接下来,Crankshaft 从另一个线程开始优化。它将 JavaScript 抽象语法树转换为称为Hydrogen的高级静态单赋值(SSA)表示,并尝试优化Hydrogen图。大多数优化都是在这个级别完成的。

内联(Inlining)

The first optimization is inlining as much code as possible in advance. Inlining is the process of replacing a call site (the line of code where the function is called) with the body of the called function. This simple step allows following optimizations to be more meaningful.

第一个优化是提前内联(Inlining)尽可能多的代码。内联是将被调用函数的函数体替换到调用位置(函数所在的代码行)的处理过程。这个简单的步骤让以下优化更有意义。

隐藏类(Hidden class)

JavaScript is a prototype-based language: there are no classes and objects are created using a cloning process. JavaScript is also a dynamic programming language which means that properties can be easily added or removed from an object after its instantiation.

JavaScript 是一种基于原型的语言:没有使用克隆创建类和对象的过程。 JavaScript 也是一种动态编程语言,这意味着在实例化之后,可以轻松地从对象中添加或删除属性。

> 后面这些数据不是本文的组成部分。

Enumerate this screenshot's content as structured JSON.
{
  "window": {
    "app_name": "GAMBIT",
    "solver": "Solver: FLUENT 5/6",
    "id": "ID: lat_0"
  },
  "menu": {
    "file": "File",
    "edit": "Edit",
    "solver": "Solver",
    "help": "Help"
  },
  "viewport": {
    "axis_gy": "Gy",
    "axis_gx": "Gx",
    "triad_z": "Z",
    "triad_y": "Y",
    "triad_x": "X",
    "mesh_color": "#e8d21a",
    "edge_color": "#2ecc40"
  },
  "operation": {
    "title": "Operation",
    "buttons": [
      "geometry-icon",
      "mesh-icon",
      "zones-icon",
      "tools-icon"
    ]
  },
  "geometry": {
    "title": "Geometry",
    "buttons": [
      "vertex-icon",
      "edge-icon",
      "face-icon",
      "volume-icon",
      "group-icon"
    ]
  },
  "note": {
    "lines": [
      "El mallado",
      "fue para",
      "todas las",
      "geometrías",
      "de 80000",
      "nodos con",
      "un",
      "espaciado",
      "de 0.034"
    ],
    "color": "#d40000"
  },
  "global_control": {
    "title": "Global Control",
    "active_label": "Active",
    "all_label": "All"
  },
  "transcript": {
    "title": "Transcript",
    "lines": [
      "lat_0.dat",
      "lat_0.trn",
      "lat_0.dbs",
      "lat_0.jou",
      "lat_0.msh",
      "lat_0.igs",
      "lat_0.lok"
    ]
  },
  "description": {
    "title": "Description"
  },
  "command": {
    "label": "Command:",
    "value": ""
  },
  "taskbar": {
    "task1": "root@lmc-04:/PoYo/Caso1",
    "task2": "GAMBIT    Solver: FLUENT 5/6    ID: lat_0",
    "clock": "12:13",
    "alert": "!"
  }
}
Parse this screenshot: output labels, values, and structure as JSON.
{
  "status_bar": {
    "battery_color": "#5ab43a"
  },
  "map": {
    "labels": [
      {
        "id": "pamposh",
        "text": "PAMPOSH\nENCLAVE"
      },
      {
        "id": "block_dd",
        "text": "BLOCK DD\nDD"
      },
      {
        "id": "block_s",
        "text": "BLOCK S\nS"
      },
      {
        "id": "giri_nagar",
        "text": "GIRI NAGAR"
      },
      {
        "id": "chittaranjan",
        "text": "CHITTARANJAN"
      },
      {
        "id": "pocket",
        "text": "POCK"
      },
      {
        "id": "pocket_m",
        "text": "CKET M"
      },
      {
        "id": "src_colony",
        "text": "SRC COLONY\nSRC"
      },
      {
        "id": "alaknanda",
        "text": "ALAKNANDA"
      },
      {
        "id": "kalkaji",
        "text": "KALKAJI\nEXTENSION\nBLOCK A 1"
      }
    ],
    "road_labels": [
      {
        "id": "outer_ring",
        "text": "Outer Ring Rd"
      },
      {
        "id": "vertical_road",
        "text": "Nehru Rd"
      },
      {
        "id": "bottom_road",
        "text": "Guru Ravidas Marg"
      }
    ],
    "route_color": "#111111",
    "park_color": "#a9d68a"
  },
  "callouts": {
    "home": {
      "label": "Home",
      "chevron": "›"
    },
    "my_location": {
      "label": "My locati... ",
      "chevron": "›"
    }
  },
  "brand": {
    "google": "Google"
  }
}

Most JavaScript interpreters use dictionary-like structures (hash function based) to store the location of object property values in the memory. This structure makes retrieving the value of a property in JavaScript more computationally expensive than it would be in a non-dynamic programming language like Java or C#. In Java, all of the object properties are determined by a fixed object layout before compilation and cannot be dynamically added or removed at runtime (well, C# has the dynamic type which is another topic). As a result, the values of properties (or pointers to those properties) can be stored as a continuous buffer in the memory with a fixed-offset between each. The length of an offset can easily be determined based on the property type, whereas this is not possible in JavaScript where a property type can change during runtime.

大多数 JavaScript 解释器都使用类似字典的结构(基于哈希函数)将对象属性值的位置存储在内存中。这种结构使得检索 JavaScript 中的属性的值比在 Java 或 C# 这样的非动态编程语言中更昂贵。在 Java 中,所有对象属性都是由编译前的固定对象布局确定的,并且不能在运行时动态添加或删除(C# 具有动态类型,这是另一个话题了)。因此,属性值(或指向这些属性的指针)可以作为连续缓冲区存储在存储器中,它们之间具有固定偏移量,偏移量的长度可以根据属性类型容易地确定。而在 JavaScript中,属性类型可能会在运行时间内发生变化,这样做是不可能的。

Since using dictionaries to find the location of object properties in the memory is very inefficient, V8 uses a different method instead: hidden classes. Hidden classes work similarly to the fixed object layouts (classes) used in languages like Java, except they are created at runtime. Now, let’s see what they actually look like:

由于使用字典来查找对象属性在内存中的位置是非常低效的,所以 V8 使用不同的方法替代:隐藏类。隐藏类工作原理类似于 Java 语言中使用的固定对象布局(类),除了它们在运行时被创建。现在,我们来看看它们的实际情况:

function Point(x, y) {
this.x = x;
this.y = y;
}
var p1 = new Point(1, 2);

Once the new Point(1,2) invocation happens, V8 will create a hidden class called C0.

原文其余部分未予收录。